The man beside Ilena, older, his jaw eaten away by an old scar, finally added, quieter, almost to himself. "I fear the worst. The old Sceau would never have..."
Ilena shot him a look sharp enough to shut him up.
No one said anything more. The small group scattered, leaving Atlas alone with that unfinished sentence, which refused to fit anywhere in what he thought he already understood.
The old Sceau would never have what?
The question went unanswered, and something told him he wouldn't get one anytime soon. It settled in anyway, stubborn, alongside all the others he'd already been carrying for days, about Isaac, missing for too long now to be a coincidence, about this collective silence blanketing the entire city like a coat of paint just a little too fresh to be honest.
Three days before the investiture, and already, here as everywhere since they'd left the Crahar, no one seemed willing to say what had actually happened before they arrived.
Shortly after, they were led, without gentleness but without brutality either, toward a low wing along the arena's flank, where a row of cells waited, as red as the rest of the city, their very bars seeming to have been dipped in the same clay before being forged.
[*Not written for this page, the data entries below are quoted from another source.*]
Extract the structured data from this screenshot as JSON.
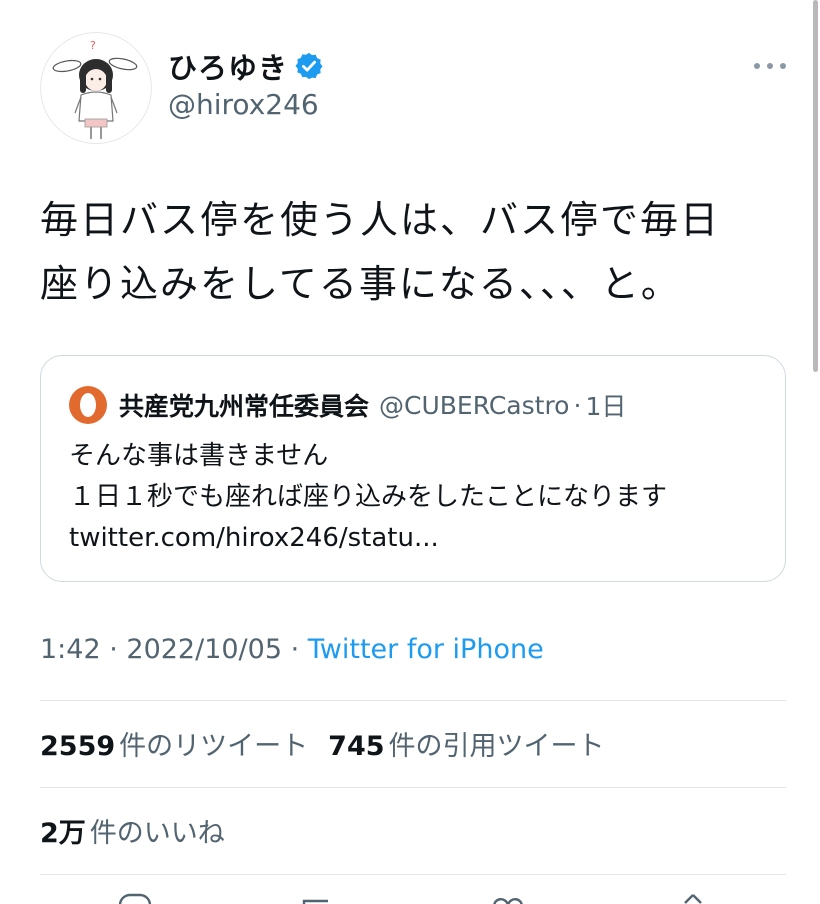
{
  "author": {
    "display_name": "ひろゆき",
    "handle": "@hirox246",
    "verified": true,
    "avatar_icon": "bunny-girl-avatar-icon"
  },
  "menu": {
    "more_icon": "more-dots-icon"
  },
  "tweet": {
    "text_line_1": "毎日バス停を使う人は、バス停で毎日",
    "text_line_2": "座り込みをしてる事になる、、、と。"
  },
  "quote": {
    "avatar_icon": "orange-circle-avatar-icon",
    "display_name": "共産党九州常任委員会",
    "handle": "@CUBERCastro",
    "separator": "·",
    "time": "1日",
    "text_line_1": "そんな事は書きません",
    "text_line_2": "１日１秒でも座れば座り込みをしたことになります",
    "text_line_3": "twitter.com/hirox246/statu..."
  },
  "meta": {
    "time": "1:42",
    "separator_1": " · ",
    "date": "2022/10/05",
    "separator_2": " · ",
    "source": "Twitter for iPhone"
  },
  "stats": {
    "retweets_count": "2559",
    "retweets_label": "件のリツイート",
    "quotes_count": "745",
    "quotes_label": "件の引用ツイート",
    "likes_count": "2万",
    "likes_label": "件のいいね"
  },
  "colors": {
    "accent": "#1d9bf0",
    "secondary_text": "#536471",
    "primary_text": "#0f1419",
    "quote_avatar": "#e36a2e"
  }
}
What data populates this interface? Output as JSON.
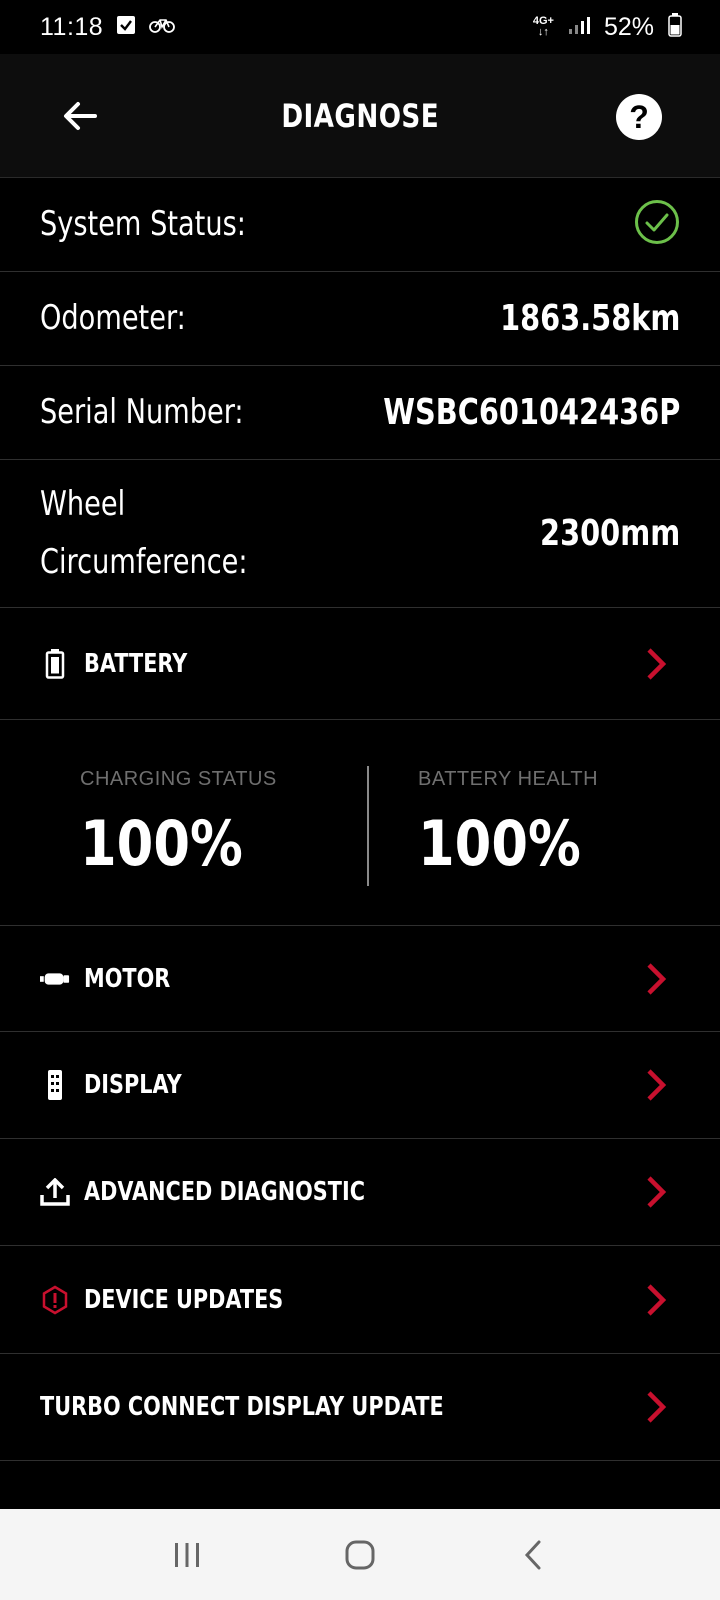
{
  "status_bar": {
    "time": "11:18",
    "network_type": "4G+",
    "battery_percent": "52%"
  },
  "header": {
    "title": "DIAGNOSE"
  },
  "info": {
    "system_status_label": "System Status:",
    "system_status_state": "ok",
    "odometer_label": "Odometer:",
    "odometer_value": "1863.58km",
    "serial_label": "Serial Number:",
    "serial_value": "WSBC601042436P",
    "wheel_label_line1": "Wheel",
    "wheel_label_line2": "Circumference:",
    "wheel_value": "2300mm"
  },
  "battery": {
    "label": "BATTERY",
    "charging_status_label": "CHARGING STATUS",
    "charging_status_value": "100%",
    "battery_health_label": "BATTERY HEALTH",
    "battery_health_value": "100%"
  },
  "sections": {
    "motor": "MOTOR",
    "display": "DISPLAY",
    "advanced_diagnostic": "ADVANCED DIAGNOSTIC",
    "device_updates": "DEVICE UPDATES",
    "turbo_connect": "TURBO CONNECT DISPLAY UPDATE"
  },
  "colors": {
    "accent_red": "#c8102e",
    "status_green": "#6cc04a"
  }
}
They had nothing of the dripping dungeon of the Crahar. A bare bed, a clean mat, a narrow window set high up through which a little of that same red light from the street filtered in. It wasn't comfort. It was upkeep, the difference between an animal you mistreat and an animal you keep presentable enough to put on display.
Dran sat in a corner without a word, knees pulled to his chest. Hercles stretched out on his own mat with the quiet satisfaction of a man who had slept in far worse places.
Atlas stood for a long while in front of the narrow window, watching the little gray sky it was willing to offer him, that unanswered question still turning over somewhere beneath his ribs.